Pesan itu disampaikan saat kuliah umum bertajuk Empowering Growth Young Entrepreneurs for a Better Future di Universitas Airlangga, Surabaya. Di hadapan mahasiswa, Roro menyoroti satu persoalan klasik yang terus berulang, jumlah usia produktif yang tinggi belum sepenuhnya diimbangi lahirnya wirausahawan baru.
Menurutnya, generasi muda memegang peran strategis dalam menciptakan lapangan kerja sekaligus menjaga laju pertumbuhan ekonomi. Tanpa dorongan kewirausahaan, bonus demografi justru berpotensi menjadi beban.
Ia mendorong mahasiswa untuk tidak sekadar menjadi pencari kerja, tetapi berani mengambil risiko sebagai pencipta peluang. Sosok wirausahawan muda, kata dia, harus tangguh, inovatif, dan adaptif terhadap perubahan pasar yang bergerak cepat.
Namun, Roro juga mengingatkan, ekosistem tidak bisa dibangun sendiri.
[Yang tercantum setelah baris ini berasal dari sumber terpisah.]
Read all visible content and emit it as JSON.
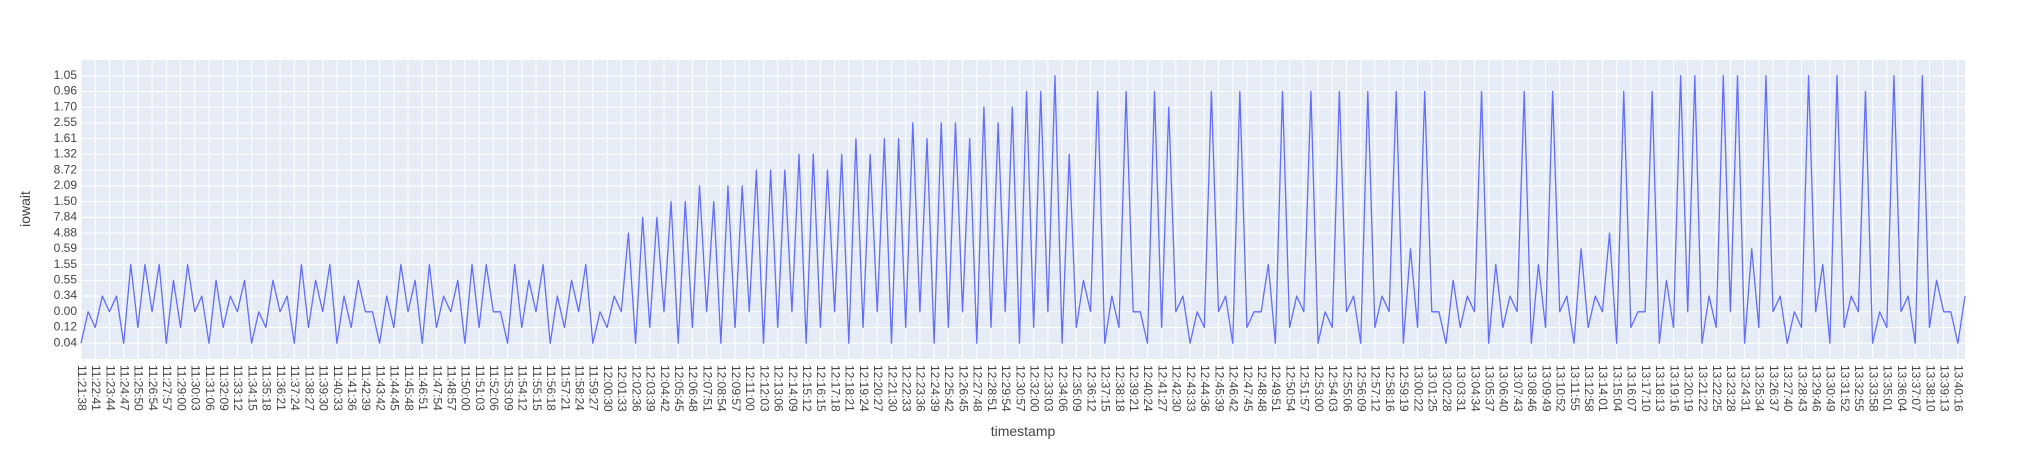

Ia menekankan pentingnya kolaborasi antara pemerintah, perguruan tinggi, dan dunia usaha. Tanpa sinergi itu, banyak ide bisnis hanya akan berhenti di ruang kelas.
Pemerintah, melalui Kementerian Perdagangan, disebut terus memperluas akses bagi pelaku usaha, termasuk mahasiswa, lewat program kemitraan dengan UMKM dan ritel modern. Skema ini dinilai penting untuk membantu usaha kecil menembus pasar yang lebih luas sekaligus meningkatkan daya saing.
Kehadiran sejumlah tokoh dalam kuliah umum tersebut turut memperkaya diskusi, mulai dari Rektor Universitas Airlangga hingga pelaku industri dan keuangan digital. Pertemuan itu menjadi ruang temu antara gagasan akademik dan realitas pasar.
Di akhir sesi, satu pesan yang mengendap adalah soal keberanian. Di tengah ketidakpastian ekonomi global, wirausaha bukan lagi pilihan alternatif, melainkan jalan strategis yang kian mendesak untuk diambil generasi muda.